Brokers: Chinese Yards Cashing In from Bulker Ordering
The Chinese shipyards were the preferred choice for owners, with Jiangsu Yangzijiang Shipbuilding Group scoring a huge chunk of placed orders.
Namely, aside to Navibulgar’s order for up to six 45,000 DWT bulkers World Maritime News reported on last week, Yangzijiang has secured orders for up to six more bulkers.
According to Intermodal Research and Valuations, Japanese Lepta Shipping has ordered one 180,000 DWT bulker from the yard and has an option to add one more vessel of the same size to its ordering tally. In addition, Norwegian Kumar has placed an order for two firm plus two optional 180,000 DWT Capesizes at the yard.
The three orders will keep the yard busy for the following two years, as the new ships are slated to start delivery in 2019 and continuing into 2020.
Chinese shipyard Dalian COSCO KHI Ship Engineering (DACKS) has been linked to an order for two Ultramax bulkers of 61,000 DWT placed by Singaporean Eastern Pacific. The company is said to be paying USD 24 million per ship, scheduled to join their owner in 2019.

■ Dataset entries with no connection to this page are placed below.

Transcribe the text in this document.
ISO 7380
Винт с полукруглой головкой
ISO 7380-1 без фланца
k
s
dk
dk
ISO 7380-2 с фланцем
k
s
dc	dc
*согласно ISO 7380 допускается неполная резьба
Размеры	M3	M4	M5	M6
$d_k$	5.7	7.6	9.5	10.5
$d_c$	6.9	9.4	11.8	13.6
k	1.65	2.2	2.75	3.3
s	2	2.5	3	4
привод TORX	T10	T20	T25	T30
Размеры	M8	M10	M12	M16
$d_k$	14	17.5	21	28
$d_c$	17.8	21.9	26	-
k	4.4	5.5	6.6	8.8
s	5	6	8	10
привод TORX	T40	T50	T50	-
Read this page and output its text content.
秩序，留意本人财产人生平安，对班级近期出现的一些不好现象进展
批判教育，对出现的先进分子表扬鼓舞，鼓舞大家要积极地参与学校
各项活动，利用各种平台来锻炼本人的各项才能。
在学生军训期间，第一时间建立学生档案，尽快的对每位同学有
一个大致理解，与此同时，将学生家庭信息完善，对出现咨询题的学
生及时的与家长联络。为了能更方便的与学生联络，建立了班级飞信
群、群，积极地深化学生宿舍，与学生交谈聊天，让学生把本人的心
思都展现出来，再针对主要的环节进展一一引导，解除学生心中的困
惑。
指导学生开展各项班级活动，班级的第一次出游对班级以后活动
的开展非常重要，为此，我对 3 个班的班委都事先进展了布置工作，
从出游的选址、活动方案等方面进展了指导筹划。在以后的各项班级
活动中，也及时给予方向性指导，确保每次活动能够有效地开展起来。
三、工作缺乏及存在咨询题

Two more bulker orders have been tied to Shanghai Waigaoqiao Shipbuilding (SWS). Based on the data from Intermodal, Chinese Foremost Group exercised options for two 180,000 DWT bulkers at the yard, which are also set for delivery in 2019.
Since the beginning of the second half of this year, shipowners have ramped up dry bulk ordering, bringing the newbuild count to 110 new ships from July to September 2017.
The number has almost doubled when compared to 63 newbuilding orders from the first half of this year, according to the data from VesselsValue.